A new Best’s Special Report from ratings agency, AM Best shows that global reinsurance companies represented in the firm’s global reinsurance composite enjoyed a 22 per cent return on equity (ROE) in 2023, a five year high they say was driven primarily by a turnaround in unrealized losses from the previous year and strong underwriting performance. 

Entitled Significant Increase in Global Reinsurers’ ROE Due to Investment and Underwriting Results, the report adds that in 2024, a significant proportion of insured losses from hurricanes Milton and Helen are likely to be transferred to the global reinsurance market. “However, stricter reinsurance terms and conditions, which led to higher attachment points, should also help make reinsurers’ losses manageable.” 

Hurricanes Helene and Milton 

The firm’s senior financial analyst, Guilherme Monteiro Simoes adds that fourth quarter 2024 results will be negatively affected, but full-year earnings should remain favourable. “Further reinsurance market hardening is unlikely,” he says, “but Helene and Milton will probably stall any softening of the market cycle.” 

In the report itself, researchers say the considerable ROE improvement was due to net investment income, underwriting gains and unrealized capital gains. These, they say, pushed ROEs well above the cost of equity capital. “Net investment income remains a key way to increase surplus and compound returns on equity capital, as underwriting margins tend to be relatively low on average.” 

With premiums continuing to move up, interest rates remaining high and capital markets performing well in 2023, the composite recorded its highest ROE in five years. 
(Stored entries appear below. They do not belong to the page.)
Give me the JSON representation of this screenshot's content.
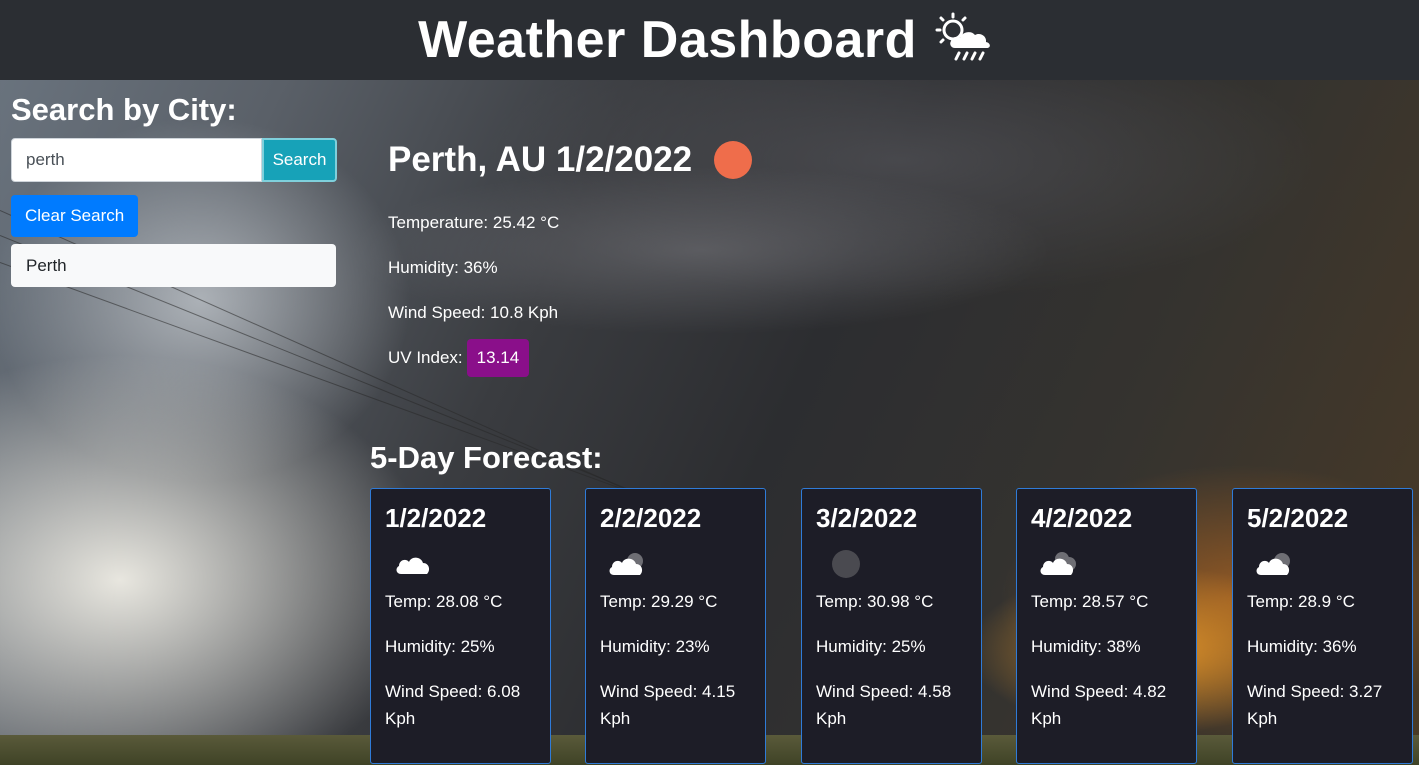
{
  "header": {
    "title": "Weather Dashboard",
    "icon": "sun-behind-rain-cloud-icon"
  },
  "sidebar": {
    "heading": "Search by City:",
    "search": {
      "value": "perth",
      "placeholder": "",
      "button_label": "Search"
    },
    "clear_label": "Clear Search",
    "history": [
      {
        "label": "Perth"
      }
    ]
  },
  "current": {
    "title": "Perth, AU 1/2/2022",
    "icon": "sun-icon",
    "temperature": "Temperature: 25.42 °C",
    "humidity": "Humidity: 36%",
    "wind": "Wind Speed: 10.8 Kph",
    "uv_label": "UV Index:",
    "uv_value": "13.14",
    "uv_color": "#8a0f8a"
  },
  "forecast": {
    "heading": "5-Day Forecast:",
    "days": [
      {
        "date": "1/2/2022",
        "icon": "cloud-icon",
        "temp": "Temp: 28.08 °C",
        "humidity": "Humidity: 25%",
        "wind": "Wind Speed: 6.08 Kph"
      },
      {
        "date": "2/2/2022",
        "icon": "broken-clouds-icon",
        "temp": "Temp: 29.29 °C",
        "humidity": "Humidity: 23%",
        "wind": "Wind Speed: 4.15 Kph"
      },
      {
        "date": "3/2/2022",
        "icon": "overcast-icon",
        "temp": "Temp: 30.98 °C",
        "humidity": "Humidity: 25%",
        "wind": "Wind Speed: 4.58 Kph"
      },
      {
        "date": "4/2/2022",
        "icon": "broken-clouds-icon",
        "temp": "Temp: 28.57 °C",
        "humidity": "Humidity: 38%",
        "wind": "Wind Speed: 4.82 Kph"
      },
      {
        "date": "5/2/2022",
        "icon": "broken-clouds-icon",
        "temp": "Temp: 28.9 °C",
        "humidity": "Humidity: 36%",
        "wind": "Wind Speed: 3.27 Kph"
      }
    ]
  },
  "colors": {
    "header_bg": "#2b2e33",
    "search_button": "#17a2b8",
    "clear_button": "#007bff",
    "card_bg": "#1d1d27",
    "card_border": "#2f7bd8",
    "sun": "#ef6d4b"
  }
}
“Retained earnings were bolstered by strong underwriting and favourable net investment income. Unrealized capital gains, muted dividends and share buybacks also propelled increased in surplus, strengthening balance sheets,” they write. “Secondary natural catastrophe events were the norm in 2023, but reinsurers adjusted their policies to move away from lower layers close to the primary peril, posting the lowest combined and operating ratios in five years.”